I take hold of his arm. “Please get back in the ocean, Damarian.”

It looks as though he wants to argue, but he’s too weak. With my help, we drag his body into the water, until he’s fully submerged. A second later, his head pops up. “Are you able to enter the sea?” he calls. “I wish to hold you in my arms.

“Of course.”

I strip out of my shirt and pants, remaining in my bikini. I put it on before I left for the beach because I anticipated I would have to go into the ocean. I walk to the edge of the water, feeling the cold water swallow my ankles. Like I expected, I don’t change. I keep walking until every part of my body, except my head and neck, is underwater.
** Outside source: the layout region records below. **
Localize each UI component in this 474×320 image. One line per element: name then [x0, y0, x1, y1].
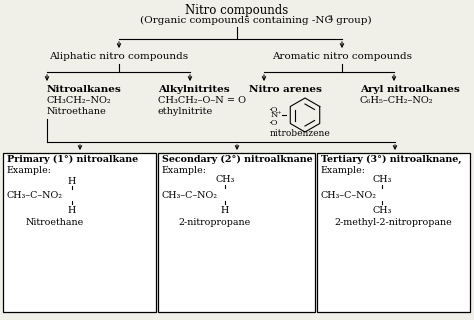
Text: Primary (1°) nitroalkane: Primary (1°) nitroalkane — [7, 155, 138, 164]
Text: CH₃: CH₃ — [372, 206, 392, 215]
Text: CH₃: CH₃ — [215, 175, 235, 184]
Text: Nitro arenes: Nitro arenes — [249, 85, 322, 94]
Text: ·O: ·O — [268, 106, 278, 114]
Text: H: H — [68, 206, 76, 215]
Text: CH₃–C–NO₂: CH₃–C–NO₂ — [7, 191, 63, 200]
Text: 2: 2 — [327, 14, 332, 22]
Text: ·O: ·O — [268, 119, 278, 127]
Text: (Organic compounds containing -NO: (Organic compounds containing -NO — [140, 16, 334, 25]
Bar — [317, 153, 470, 312]
Text: Nitro compounds: Nitro compounds — [185, 4, 289, 17]
Text: Aliphatic nitro compounds: Aliphatic nitro compounds — [49, 52, 189, 61]
Text: ethylnitrite: ethylnitrite — [158, 107, 213, 116]
Text: Tertiary (3°) nitroalknane,: Tertiary (3°) nitroalknane, — [321, 155, 462, 164]
Text: 2-nitropropane: 2-nitropropane — [179, 218, 251, 227]
Text: group): group) — [333, 16, 372, 25]
Text: CH₃–C–NO₂: CH₃–C–NO₂ — [321, 191, 377, 200]
Text: 2-methyl-2-nitropropane: 2-methyl-2-nitropropane — [334, 218, 452, 227]
Text: N⁺: N⁺ — [270, 111, 282, 119]
Text: Example:: Example: — [321, 166, 366, 175]
Text: Aryl nitroalkanes: Aryl nitroalkanes — [360, 85, 460, 94]
Text: Nitroalkanes: Nitroalkanes — [47, 85, 122, 94]
Text: CH₃: CH₃ — [372, 175, 392, 184]
Text: CH₃CH₂–NO₂: CH₃CH₂–NO₂ — [47, 96, 111, 105]
Text: Example:: Example: — [7, 166, 52, 175]
Text: H: H — [68, 177, 76, 186]
Text: nitrobenzene: nitrobenzene — [270, 129, 330, 138]
Text: CH₃CH₂–O–N = O: CH₃CH₂–O–N = O — [158, 96, 246, 105]
Text: Aromatic nitro compounds: Aromatic nitro compounds — [272, 52, 412, 61]
Text: H: H — [221, 206, 229, 215]
Text: Secondary (2°) nitroalknane: Secondary (2°) nitroalknane — [162, 155, 313, 164]
Text: Example:: Example: — [162, 166, 207, 175]
Text: C₆H₅–CH₂–NO₂: C₆H₅–CH₂–NO₂ — [360, 96, 434, 105]
Text: Nitroethane: Nitroethane — [47, 107, 107, 116]
Text: Alkylnitrites: Alkylnitrites — [158, 85, 229, 94]
Text: Nitroethane: Nitroethane — [26, 218, 84, 227]
Text: CH₃–C–NO₂: CH₃–C–NO₂ — [162, 191, 218, 200]
Bar — [158, 153, 315, 312]
Bar — [3, 153, 156, 312]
Damarian reaches for me and tugs me into his arms.

“I don’t feel you,” I say, swallowing a fresh batch of tears. The little hope I had inside me is gone.

He tucks some hair behind my ear. “I know. I will return to our home in the sea and learn all that I can. Fret not, my love. I will return to you with only good news. I promise.”
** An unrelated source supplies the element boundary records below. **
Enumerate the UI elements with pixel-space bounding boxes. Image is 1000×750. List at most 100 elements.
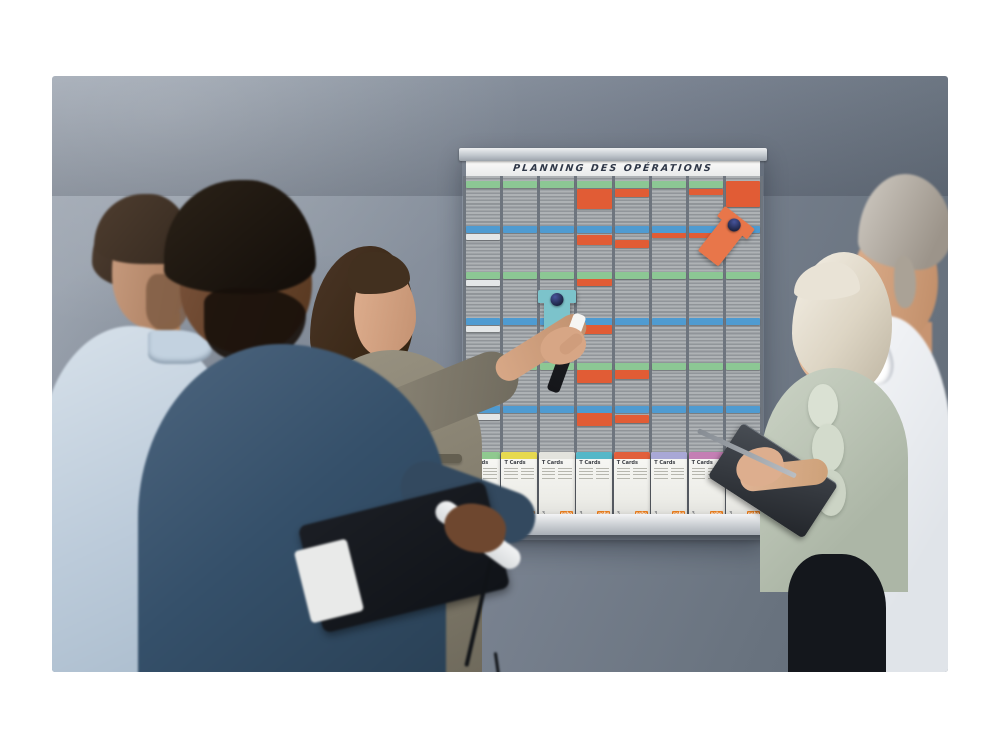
text-line — [504, 474, 518, 476]
text-line — [616, 477, 631, 479]
neck — [886, 322, 932, 364]
box-label: T Cards — [654, 460, 676, 466]
box-label: T Cards — [691, 460, 713, 466]
board-title-strip: PLANNING DES OPÉRATIONS — [466, 160, 760, 176]
box-color-strip — [538, 452, 575, 459]
slot-card — [651, 226, 686, 233]
slot-card — [466, 234, 501, 240]
slot-card — [503, 272, 538, 279]
face — [180, 204, 312, 354]
sage-blouse — [760, 368, 908, 592]
box-label: T Cards — [616, 460, 638, 466]
text-line — [654, 471, 668, 473]
text-line — [558, 477, 572, 479]
slot-card — [540, 226, 575, 233]
slot-card — [614, 415, 649, 423]
white-shirt — [840, 316, 948, 672]
slot-card — [688, 181, 723, 188]
slot-card — [577, 406, 612, 413]
text-line — [691, 477, 706, 479]
slot-card — [503, 181, 538, 188]
fine-print-column — [504, 468, 518, 481]
fine-print-column — [729, 468, 743, 481]
box-label: T Cards — [467, 460, 489, 466]
slot-card — [540, 181, 575, 188]
slot-card — [577, 272, 612, 279]
fine-print-column — [745, 468, 759, 481]
fine-print-column — [541, 468, 556, 481]
text-line — [520, 468, 535, 469]
text-line — [558, 468, 572, 469]
text-line — [708, 471, 722, 473]
text-line — [633, 477, 647, 479]
black-trousers — [788, 554, 886, 672]
slot-card — [503, 226, 538, 233]
slot-card — [614, 363, 649, 370]
slot-card — [614, 272, 649, 279]
face-profile — [112, 216, 188, 328]
t-card-stem — [544, 303, 570, 342]
box-color-strip — [688, 452, 725, 459]
olive-top — [296, 350, 482, 672]
nobo-logo: nobo — [559, 510, 573, 517]
face-profile — [354, 264, 416, 356]
blouse-ruffle — [812, 424, 844, 472]
sideburn — [894, 256, 916, 308]
board-top-rail — [459, 148, 767, 161]
fine-print-column — [616, 468, 631, 481]
fine-print-column — [708, 468, 722, 481]
slot-card — [688, 406, 723, 413]
text-line — [467, 474, 481, 476]
text-line — [670, 468, 685, 469]
face-profile — [854, 224, 938, 342]
fine-print-column — [558, 468, 572, 481]
eye — [810, 322, 815, 325]
text-line — [579, 477, 593, 479]
slot-card — [577, 363, 612, 370]
text-line — [541, 471, 556, 473]
text-line — [558, 474, 572, 476]
text-line — [483, 471, 497, 473]
slot-card — [614, 189, 649, 197]
t-cards-box-3: T Cards3nobo — [538, 452, 575, 520]
short-hair-top — [94, 194, 190, 264]
text-line — [483, 468, 497, 469]
slot-card — [577, 189, 612, 209]
neck — [140, 312, 180, 350]
box-color-strip — [576, 452, 613, 459]
slot-card — [577, 235, 612, 245]
box-color-strip — [613, 452, 650, 459]
text-line — [633, 471, 647, 473]
text-line — [467, 471, 481, 473]
t-cards-box-7: T Cards3nobo — [688, 452, 725, 520]
text-line — [745, 468, 759, 469]
text-line — [616, 468, 631, 469]
slot-card — [651, 363, 686, 370]
t-card-planning-board: T Cards3noboT Cards3noboT Cards3noboT Ca… — [456, 148, 770, 540]
slot-card — [466, 326, 501, 332]
face-profile — [794, 284, 852, 380]
slot-card — [466, 226, 501, 233]
slot-card — [614, 370, 649, 379]
text-line — [670, 474, 685, 476]
text-line — [595, 477, 610, 479]
text-line — [691, 468, 706, 469]
text-line — [745, 477, 759, 479]
fine-print-column — [633, 468, 647, 481]
t-cards-box-5: T Cards3nobo — [613, 452, 650, 520]
teal-pinned-t-card — [538, 290, 576, 342]
text-line — [558, 471, 572, 473]
text-line — [691, 474, 706, 476]
slot-card — [577, 318, 612, 325]
slot-card — [688, 233, 723, 238]
text-line — [483, 474, 497, 476]
box-color-strip — [651, 452, 688, 459]
nobo-logo: nobo — [597, 510, 611, 517]
text-line — [633, 474, 647, 476]
slot-card — [466, 280, 501, 286]
slot-card — [688, 363, 723, 370]
text-line — [633, 468, 647, 469]
nobo-logo: nobo — [634, 510, 648, 517]
text-line — [729, 477, 743, 479]
shirt-collar — [148, 330, 212, 364]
“Don’t promise, Damarian. I don’t think you can keep it.”

He presses his forehead to mine. “I have confidence that I can. And that I will.” His lips skid across my cheek until they meet mine. I open my mouth to welcome him, but once again feel like I’m kissing a shower door.

I miss how good he made me feel. I miss how good I made him feel. I miss him.

“I shall meet you tomorrow night,” he says, his lips moving to various parts of my face. Even though I don’t feel anything, the act itself makes me feel loved.

“It feels like we’ve gone back in time, to two years ago when we first met.”

“After tomorrow, it will no longer be that way. I promise.”

I shake my head. “Another one you can’t keep.”

He puts his finger on my mouth. “Another one I am confident I shall keep.”

I can’t look into his eyes. I don’t want to say goodbye. Who knows what Damarian will learn when he speaks to his family and the other merpeople? What if I’m dying? Or worse, what if I once again poisoned all the merpeople? True many—if not all—of them will most likely never yearn to be a human and come to land, but there could be other effects of the poison. Maybe in a few months’ time, they’d all be wiped out.

“No.” He softly wipes my eyes. “I may not be able to sense you, but I know the thoughts you have in your head. Please do not think such thoughts. All will be well.”

I want to believe him, but I don’t think I can.

He squeezes me tightly to his chest. “I have so much love for you, my sweet Cassie. My heart bursts with it. Never forget that.”

“I won’t.”

He reluctantly frees me and turns around, to where Fiske emerges out of the water. He nods to me, and from the look in his eyes, I know he’s trying to tell me something.

“I can’t communicate with him,” I say. “Or to any creature of the sea.”

“He is only reassuring you that all will be well. He does not wish for you to worry.”

“Thanks, Fiske. I’ll try to stay positive.”

Damarian once again envelops me in his arms. “Parting with you is so difficult. I miss you so much.”

“Me, too.”

“But I must go if I am to find answers. Please do not be sad. It causes me such pain when you are hurting.”

I touch his cheek. “As long as I’m apart from you, I’ll hurt. There’s nothing anyone can do about that.”

“Then I shall return to you with only good news.”

We break apart, but our hands are still clutched. Damarian moves further away, our hands drawing further apart. When they’re both stretched to the limit, he lets go and disappears under the water. I stare at the waves, watching them go from volatile to calm. Then I turn around, stuff my clothes into the bag of essentials, and trek home, my vision blurry from my tears.